The Deadly Professor

The Mail Bomb

Amy Bishop's relationship with her work colleagues was just as contentious.

On December 19, 1994, Dr. Paul Rosenberg and his wife returned home to Newton, Mass., after a Caribbean vacation. He started opening the stack of mail that their cat-sitter had brought inside. When he saw two cylinders wired to a 9-volt battery in one of the packages, he and his wife ran to a neighbor's house and called the police. Police identified the package as a pipe bomb which had failed to detonate; no one was harmed.

Dr. Paul Rosenberg
Dr. Paul Rosenberg

Rosenberg had recently suggested that Amy Bishop, then one of the postdoctoral fellows with whom he was working at Children's Hospital Boston's neurobiology lab, might not be up to the rigors of her job. He'd suggested that she might be mentally unstable, and that other coworkers feared that she might become violent. One witness even told Bureau of Alcohol, Tobacco and Firearms agents that Bishop's doggedly loyal husband, James Anderson, had talked about getting revenge by hurting Rosenberg.

When investigators tried to talk to Bishop in April 1995, she refused to let them in; they had to break a window. Investigators found items in the Bishop-Anderson home that could be used in a pipe bomb, including a common epoxy, but lab tests failed to tie the goods to the bomb. Records of electronic surveillance made at the time have since been sealed. The couple provided handwriting samples as required, but they refused to submit to a polygraph.

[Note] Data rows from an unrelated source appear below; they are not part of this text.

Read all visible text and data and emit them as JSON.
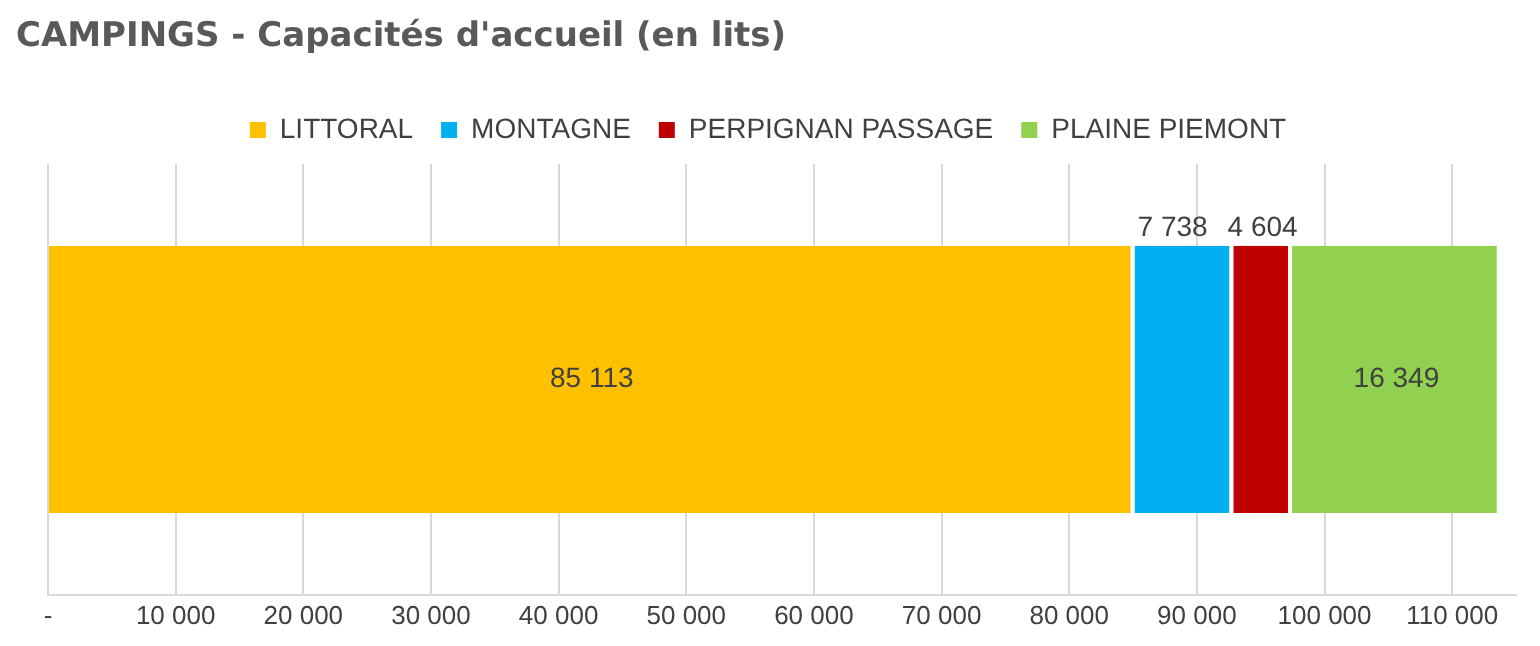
{
  "chart_data": {
    "type": "bar",
    "title": "CAMPINGS - Capacités d'accueil (en lits)",
    "orientation": "horizontal",
    "stacked": true,
    "categories": [
      null
    ],
    "series": [
      {
        "name": "LITTORAL",
        "color": "#ffc000",
        "values": [
          85113
        ],
        "value_labels": [
          "85 113"
        ]
      },
      {
        "name": "MONTAGNE",
        "color": "#00b0f0",
        "values": [
          7738
        ],
        "value_labels": [
          "7 738"
        ]
      },
      {
        "name": "PERPIGNAN PASSAGE",
        "color": "#c00000",
        "values": [
          4604
        ],
        "value_labels": [
          "4 604"
        ]
      },
      {
        "name": "PLAINE PIEMONT",
        "color": "#92d050",
        "values": [
          16349
        ],
        "value_labels": [
          "16 349"
        ]
      }
    ],
    "xlim": [
      0,
      115000
    ],
    "xticks": [
      {
        "value": 0,
        "label": "-"
      },
      {
        "value": 10000,
        "label": "10 000"
      },
      {
        "value": 20000,
        "label": "20 000"
      },
      {
        "value": 30000,
        "label": "30 000"
      },
      {
        "value": 40000,
        "label": "40 000"
      },
      {
        "value": 50000,
        "label": "50 000"
      },
      {
        "value": 60000,
        "label": "60 000"
      },
      {
        "value": 70000,
        "label": "70 000"
      },
      {
        "value": 80000,
        "label": "80 000"
      },
      {
        "value": 90000,
        "label": "90 000"
      },
      {
        "value": 100000,
        "label": "100 000"
      },
      {
        "value": 110000,
        "label": "110 000"
      }
    ],
    "grid": "x",
    "legend": "top"
  }
}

Some of the items found by police in Bishop's house.
Some of the items found by police in
Bishop's house.

Investigators confiscated her notebooks and computer and discovered that Amy Bishop was working on a novel about a woman who kills her brother, then tries to redeem herself by becoming a successful scientist. Bishop started working on the book at the Hamilton Writing Club, an informal group of Ipswich literary hopefuls. Some of the others in the group respected her work and liked her; others reminisce about her arrogance over her Harvard degree and her sense of shame in driving a beat-up Chrysler. They say she bragged about being related to The Cider House Rules author John Irving, who is her mother's cousin, and hoped that he could help her score a book deal.

United States Postal Service officials declared the unsolved case closed after the investigation hit a dead end. James Anderson told reporters that he and Bishop had received a letter from the BATF that exonerated them of any role in the attempted bombing. Michael J. Sullivan, who had been acting director in 1994, said the agency typically does not send such letters.

On February 24, 2010, US Attorney Carmen Ortiz announced that her office would review the Newton mail bomb investigation. As the 5-year statute of limitation for the crime is long expired, this investigation—like that of Amy Bishop's shooting of her brother— won't result in any charges.